There are many electronic databases available nowadays for sourcing literature. One particularly popular source is Google Scholar, which pulls articles from many different journals and databases; other popular sources include Scopus, Web of Science, and PubMed. You can use these databases very much like ordinary search engines: you type in certain keywords, and the software returns various candidate papers, ranked in order of relevance and popularity.

Evaluating literature is a tricky and time-consuming business, especially when one is starting off in the field. Papers can be quite long, and it can be time-consuming to go through in detail to verify the quality of the methods and analyses. To a certain extent, this process cannot be avoided; it is simply a necessary part of what it means to be an academic. However, there are certain external cues that can provide hints about a paper’s trustworthiness. Historically, a particularly highly valued feature is peer review. Peer review is an integral part of modern scientific research, whereby articles submitted to scientific journals are first scrutinised by a panel of (usually) anonymous reviewers, with the goal of identifying methodological and interpretative issues that potentially compromise a paper’s validity. Generally speaking, one can assume that papers appearing in academic journals have been peer-reviewed; in contrast, conference proceedings, books, and contributed book chapters are typically not peer-reviewed. Consequently, journal articles will generally form the bulk of a music psychology literature review, as this literature is considered the most trustworthy. It should be noted, however, that conventions about peer review differ substantially between fields; for example, while peer-review is rare for music psychology conferences, it’s very common for computer science conferences.

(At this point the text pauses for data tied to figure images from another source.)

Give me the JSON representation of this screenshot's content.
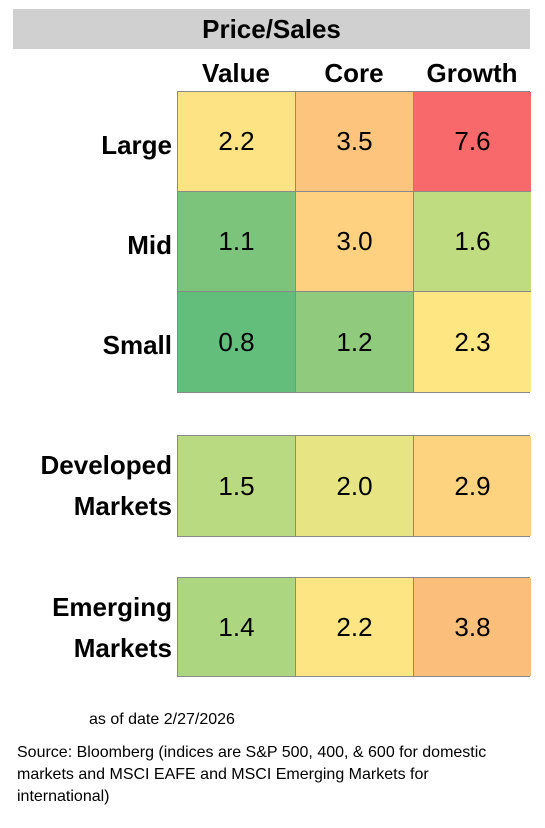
{
  "title": "Price/Sales",
  "columns": [
    "Value",
    "Core",
    "Growth"
  ],
  "rows": {
    "large": {
      "label": "Large",
      "values": [
        "2.2",
        "3.5",
        "7.6"
      ],
      "colors": [
        "#fde383",
        "#fdc47d",
        "#f8696b"
      ]
    },
    "mid": {
      "label": "Mid",
      "values": [
        "1.1",
        "3.0",
        "1.6"
      ],
      "colors": [
        "#7cc47c",
        "#fdd17f",
        "#c0dc81"
      ]
    },
    "small": {
      "label": "Small",
      "values": [
        "0.8",
        "1.2",
        "2.3"
      ],
      "colors": [
        "#63be7b",
        "#8fca7d",
        "#fee683"
      ]
    },
    "developed": {
      "label_lines": [
        "Developed",
        "Markets"
      ],
      "values": [
        "1.5",
        "2.0",
        "2.9"
      ],
      "colors": [
        "#b9da80",
        "#e6e483",
        "#fdd380"
      ]
    },
    "emerging": {
      "label_lines": [
        "Emerging",
        "Markets"
      ],
      "values": [
        "1.4",
        "2.2",
        "3.8"
      ],
      "colors": [
        "#acd67f",
        "#fde583",
        "#fcbf7b"
      ]
    }
  },
  "as_of_label": "as of date",
  "as_of_date": "2/27/2026",
  "source_text": "Source: Bloomberg (indices are S&P 500, 400, & 600 for domestic markets and MSCI EAFE and MSCI Emerging Markets for international)",
  "chart_data": {
    "type": "heatmap",
    "title": "Price/Sales",
    "x_categories": [
      "Value",
      "Core",
      "Growth"
    ],
    "y_categories": [
      "Large",
      "Mid",
      "Small",
      "Developed Markets",
      "Emerging Markets"
    ],
    "values": [
      [
        2.2,
        3.5,
        7.6
      ],
      [
        1.1,
        3.0,
        1.6
      ],
      [
        0.8,
        1.2,
        2.3
      ],
      [
        1.5,
        2.0,
        2.9
      ],
      [
        1.4,
        2.2,
        3.8
      ]
    ],
    "color_scale": {
      "low": "#63be7b",
      "mid": "#ffeb84",
      "high": "#f8696b"
    }
  }
}
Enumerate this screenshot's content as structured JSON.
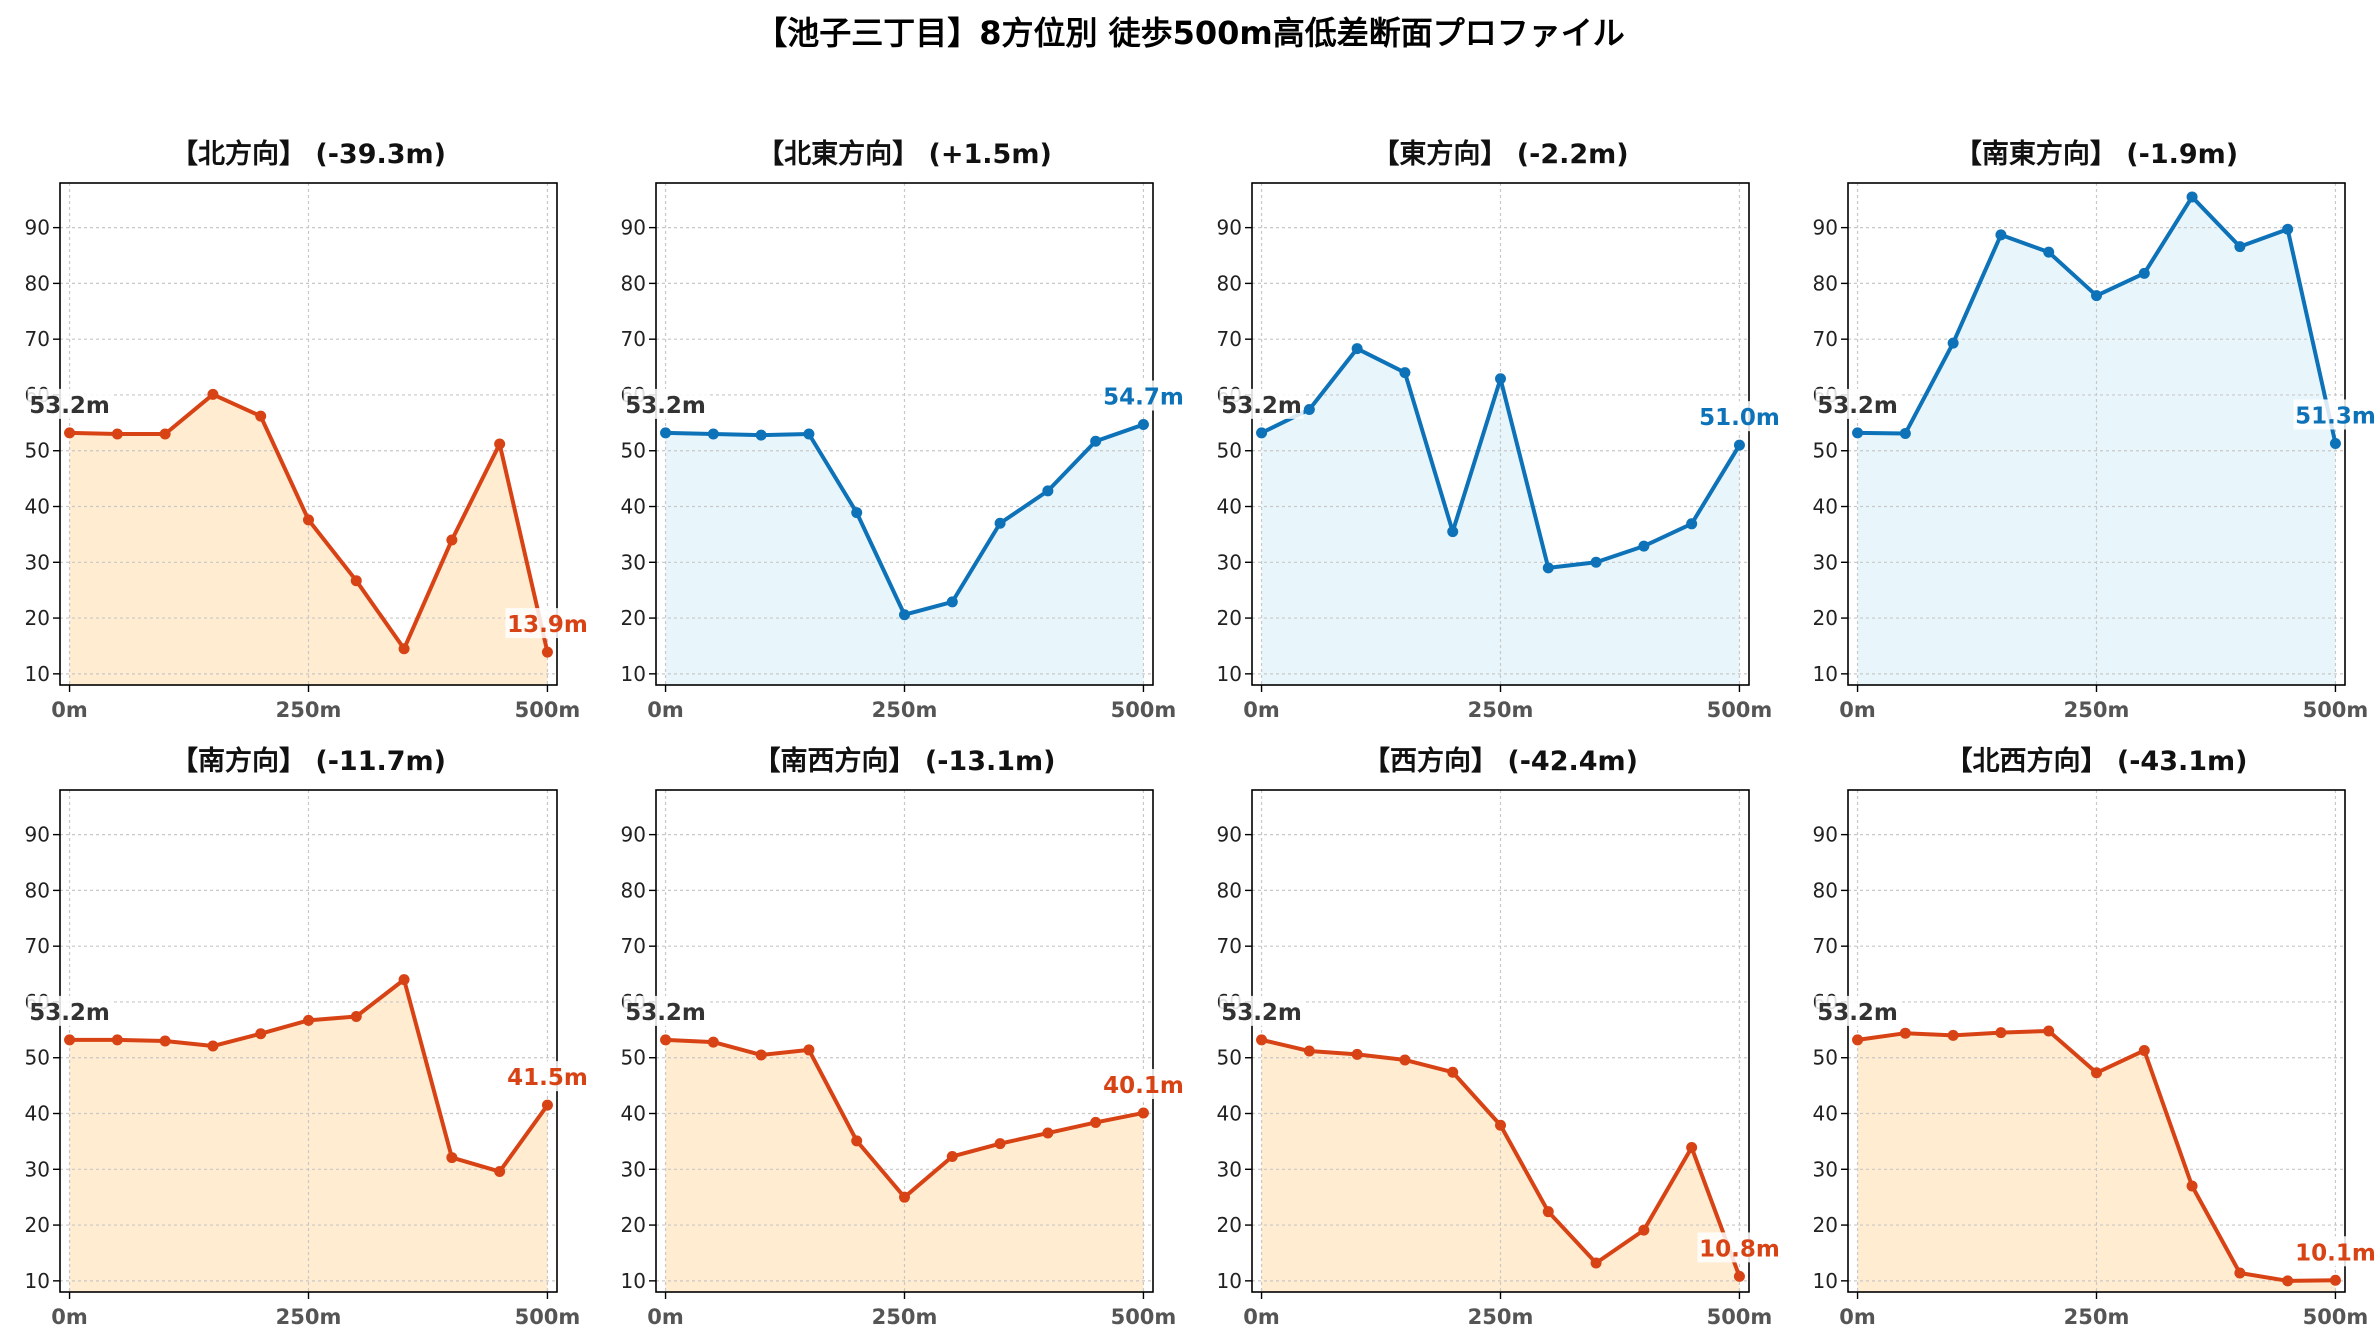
{
  "title": "【池子三丁目】8方位別 徒歩500m高低差断面プロファイル",
  "colors": {
    "down_line": "#d84315",
    "down_fill": "#ffecd1",
    "up_line": "#0d72b8",
    "up_fill": "#e8f6fc",
    "start_label": "#333333",
    "grid": "#c8c8c8"
  },
  "chart_data": [
    {
      "type": "area",
      "title": "【北方向】 (-39.3m)",
      "x": [
        0,
        50,
        100,
        150,
        200,
        250,
        300,
        350,
        400,
        450,
        500
      ],
      "y": [
        53.2,
        53.0,
        53.0,
        60.1,
        56.2,
        37.6,
        26.7,
        14.5,
        34.0,
        51.2,
        13.9
      ],
      "trend": "down",
      "start_label": "53.2m",
      "end_label": "13.9m",
      "xticks": [
        "0m",
        "250m",
        "500m"
      ],
      "yticks": [
        10,
        20,
        30,
        40,
        50,
        60,
        70,
        80,
        90
      ],
      "ylim": [
        8,
        98
      ],
      "xlim": [
        -10,
        510
      ],
      "grid": true
    },
    {
      "type": "area",
      "title": "【北東方向】 (+1.5m)",
      "x": [
        0,
        50,
        100,
        150,
        200,
        250,
        300,
        350,
        400,
        450,
        500
      ],
      "y": [
        53.2,
        53.0,
        52.8,
        53.0,
        38.9,
        20.6,
        22.9,
        37.0,
        42.8,
        51.7,
        54.7
      ],
      "trend": "up",
      "start_label": "53.2m",
      "end_label": "54.7m",
      "xticks": [
        "0m",
        "250m",
        "500m"
      ],
      "yticks": [
        10,
        20,
        30,
        40,
        50,
        60,
        70,
        80,
        90
      ],
      "ylim": [
        8,
        98
      ],
      "xlim": [
        -10,
        510
      ],
      "grid": true
    },
    {
      "type": "area",
      "title": "【東方向】 (-2.2m)",
      "x": [
        0,
        50,
        100,
        150,
        200,
        250,
        300,
        350,
        400,
        450,
        500
      ],
      "y": [
        53.2,
        57.4,
        68.3,
        64.0,
        35.5,
        62.9,
        29.0,
        30.0,
        32.9,
        36.9,
        51.0
      ],
      "trend": "up",
      "start_label": "53.2m",
      "end_label": "51.0m",
      "xticks": [
        "0m",
        "250m",
        "500m"
      ],
      "yticks": [
        10,
        20,
        30,
        40,
        50,
        60,
        70,
        80,
        90
      ],
      "ylim": [
        8,
        98
      ],
      "xlim": [
        -10,
        510
      ],
      "grid": true
    },
    {
      "type": "area",
      "title": "【南東方向】 (-1.9m)",
      "x": [
        0,
        50,
        100,
        150,
        200,
        250,
        300,
        350,
        400,
        450,
        500
      ],
      "y": [
        53.2,
        53.1,
        69.3,
        88.7,
        85.6,
        77.8,
        81.8,
        95.5,
        86.6,
        89.7,
        51.3
      ],
      "trend": "up",
      "start_label": "53.2m",
      "end_label": "51.3m",
      "xticks": [
        "0m",
        "250m",
        "500m"
      ],
      "yticks": [
        10,
        20,
        30,
        40,
        50,
        60,
        70,
        80,
        90
      ],
      "ylim": [
        8,
        98
      ],
      "xlim": [
        -10,
        510
      ],
      "grid": true
    },
    {
      "type": "area",
      "title": "【南方向】 (-11.7m)",
      "x": [
        0,
        50,
        100,
        150,
        200,
        250,
        300,
        350,
        400,
        450,
        500
      ],
      "y": [
        53.2,
        53.2,
        53.0,
        52.1,
        54.3,
        56.7,
        57.4,
        64.0,
        32.1,
        29.6,
        41.5
      ],
      "trend": "down",
      "start_label": "53.2m",
      "end_label": "41.5m",
      "xticks": [
        "0m",
        "250m",
        "500m"
      ],
      "yticks": [
        10,
        20,
        30,
        40,
        50,
        60,
        70,
        80,
        90
      ],
      "ylim": [
        8,
        98
      ],
      "xlim": [
        -10,
        510
      ],
      "grid": true
    },
    {
      "type": "area",
      "title": "【南西方向】 (-13.1m)",
      "x": [
        0,
        50,
        100,
        150,
        200,
        250,
        300,
        350,
        400,
        450,
        500
      ],
      "y": [
        53.2,
        52.8,
        50.5,
        51.4,
        35.1,
        25.0,
        32.3,
        34.6,
        36.5,
        38.4,
        40.1
      ],
      "trend": "down",
      "start_label": "53.2m",
      "end_label": "40.1m",
      "xticks": [
        "0m",
        "250m",
        "500m"
      ],
      "yticks": [
        10,
        20,
        30,
        40,
        50,
        60,
        70,
        80,
        90
      ],
      "ylim": [
        8,
        98
      ],
      "xlim": [
        -10,
        510
      ],
      "grid": true
    },
    {
      "type": "area",
      "title": "【西方向】 (-42.4m)",
      "x": [
        0,
        50,
        100,
        150,
        200,
        250,
        300,
        350,
        400,
        450,
        500
      ],
      "y": [
        53.2,
        51.2,
        50.6,
        49.6,
        47.4,
        37.9,
        22.4,
        13.2,
        19.1,
        33.9,
        10.8
      ],
      "trend": "down",
      "start_label": "53.2m",
      "end_label": "10.8m",
      "xticks": [
        "0m",
        "250m",
        "500m"
      ],
      "yticks": [
        10,
        20,
        30,
        40,
        50,
        60,
        70,
        80,
        90
      ],
      "ylim": [
        8,
        98
      ],
      "xlim": [
        -10,
        510
      ],
      "grid": true
    },
    {
      "type": "area",
      "title": "【北西方向】 (-43.1m)",
      "x": [
        0,
        50,
        100,
        150,
        200,
        250,
        300,
        350,
        400,
        450,
        500
      ],
      "y": [
        53.2,
        54.4,
        54.0,
        54.5,
        54.8,
        47.3,
        51.3,
        27.0,
        11.4,
        10.0,
        10.1
      ],
      "trend": "down",
      "start_label": "53.2m",
      "end_label": "10.1m",
      "xticks": [
        "0m",
        "250m",
        "500m"
      ],
      "yticks": [
        10,
        20,
        30,
        40,
        50,
        60,
        70,
        80,
        90
      ],
      "ylim": [
        8,
        98
      ],
      "xlim": [
        -10,
        510
      ],
      "grid": true
    }
  ]
}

Once one identifies a particularly relevant article, there are several useful strategies available for finding more related articles. One approach is to look backwards in time by examining the papers that are cited by the current article. A second approach is to look forwards in time, examining the papers that cite the current article. Modern search engines are particularly helpful for facilitating the second process. Google Scholar, for example, provides a link below each article in the database taking the form ‘Cited by XXX’, where ‘XXX’ is the number of articles that cite the current article. Clicking on this link takes us to a page that lists these articles in descending order of popularity. This can be a very helpful way to work out how the field has progressed since the original paper was published.

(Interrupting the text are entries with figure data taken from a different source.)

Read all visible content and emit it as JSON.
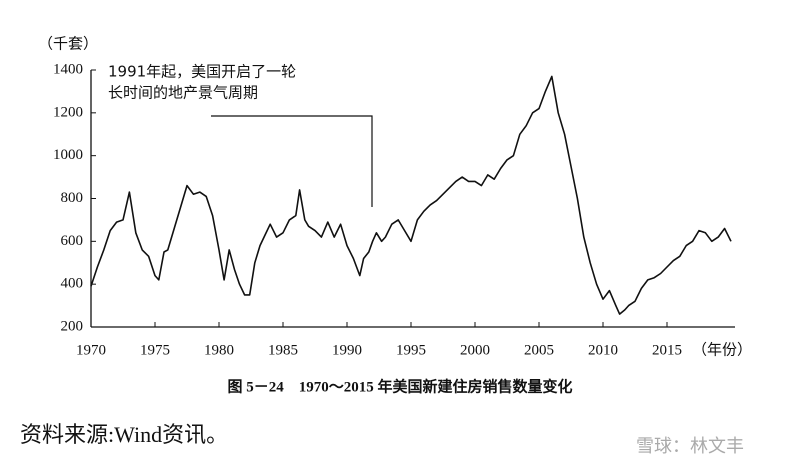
{
  "chart_data": {
    "type": "line",
    "y_label": "（千套）",
    "x_label": "（年份）",
    "annotation": [
      "1991年起，美国开启了一轮",
      "长时间的地产景气周期"
    ],
    "caption": "图 5－24　1970～2015 年美国新建住房销售数量变化",
    "source": "资料来源:Wind资讯。",
    "watermark": "雪球：林文丰",
    "color": "#111111",
    "xlim": [
      1970,
      2020
    ],
    "ylim": [
      200,
      1400
    ],
    "xticks": [
      1970,
      1975,
      1980,
      1985,
      1990,
      1995,
      2000,
      2005,
      2010,
      2015
    ],
    "yticks": [
      200,
      400,
      600,
      800,
      1000,
      1200,
      1400
    ],
    "x": [
      1970,
      1970.5,
      1971,
      1971.5,
      1972,
      1972.5,
      1973,
      1973.5,
      1974,
      1974.5,
      1975,
      1975.3,
      1975.7,
      1976,
      1976.5,
      1977,
      1977.5,
      1978,
      1978.5,
      1979,
      1979.5,
      1980,
      1980.4,
      1980.8,
      1981.2,
      1981.6,
      1982,
      1982.4,
      1982.8,
      1983.2,
      1983.6,
      1984,
      1984.5,
      1985,
      1985.5,
      1986,
      1986.3,
      1986.7,
      1987,
      1987.5,
      1988,
      1988.5,
      1989,
      1989.5,
      1990,
      1990.5,
      1991,
      1991.3,
      1991.7,
      1992,
      1992.3,
      1992.7,
      1993,
      1993.5,
      1994,
      1994.5,
      1995,
      1995.5,
      1996,
      1996.5,
      1997,
      1997.5,
      1998,
      1998.5,
      1999,
      1999.5,
      2000,
      2000.5,
      2001,
      2001.5,
      2002,
      2002.5,
      2003,
      2003.5,
      2004,
      2004.5,
      2005,
      2005.5,
      2006,
      2006.5,
      2007,
      2007.5,
      2008,
      2008.5,
      2009,
      2009.5,
      2010,
      2010.5,
      2011,
      2011.3,
      2011.7,
      2012,
      2012.5,
      2013,
      2013.5,
      2014,
      2014.5,
      2015,
      2015.5,
      2016,
      2016.5,
      2017,
      2017.5,
      2018,
      2018.5,
      2019,
      2019.5,
      2020
    ],
    "values": [
      390,
      480,
      560,
      650,
      690,
      700,
      830,
      640,
      560,
      530,
      440,
      420,
      550,
      560,
      660,
      760,
      860,
      820,
      830,
      810,
      720,
      560,
      420,
      560,
      470,
      400,
      350,
      350,
      500,
      580,
      630,
      680,
      620,
      640,
      700,
      720,
      840,
      700,
      670,
      650,
      620,
      690,
      620,
      680,
      580,
      520,
      440,
      520,
      550,
      600,
      640,
      600,
      620,
      680,
      700,
      650,
      600,
      700,
      740,
      770,
      790,
      820,
      850,
      880,
      900,
      880,
      880,
      860,
      910,
      890,
      940,
      980,
      1000,
      1100,
      1140,
      1200,
      1220,
      1300,
      1370,
      1200,
      1100,
      950,
      800,
      620,
      500,
      400,
      330,
      370,
      300,
      260,
      280,
      300,
      320,
      380,
      420,
      430,
      450,
      480,
      510,
      530,
      580,
      600,
      650,
      640,
      600,
      620,
      660,
      600
    ]
  }
}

This process is a relatively informal and fast way to orient oneself within a research field as a precursor to conducting an empirical study within that field. However, it is also possible to perform a systematic literature review, where the process of collecting, filtering, and summarising literature is highly codified. A related process is a meta-analysis, where one performs statistical analyses to summarise the evidence for a particular claim in the literature. Systematic reviews and meta-analyses can be time-consuming to perform, especially when the pool of literature is large, but they play a valuable role in simplifying busy research fields, and are consequently recognised in the literature as valid publishable studies in their own right.

17.4 Further reading

  • Chapter 1, ‘Research questions’ in Williamon et al. (2021) (eBook link).

References

Williamon, A., Ginsborg, J., Perkins, R., & Waddell, G. (2021). Performing music research: Methods in music education, psychology, and performance science. Oxford University Press.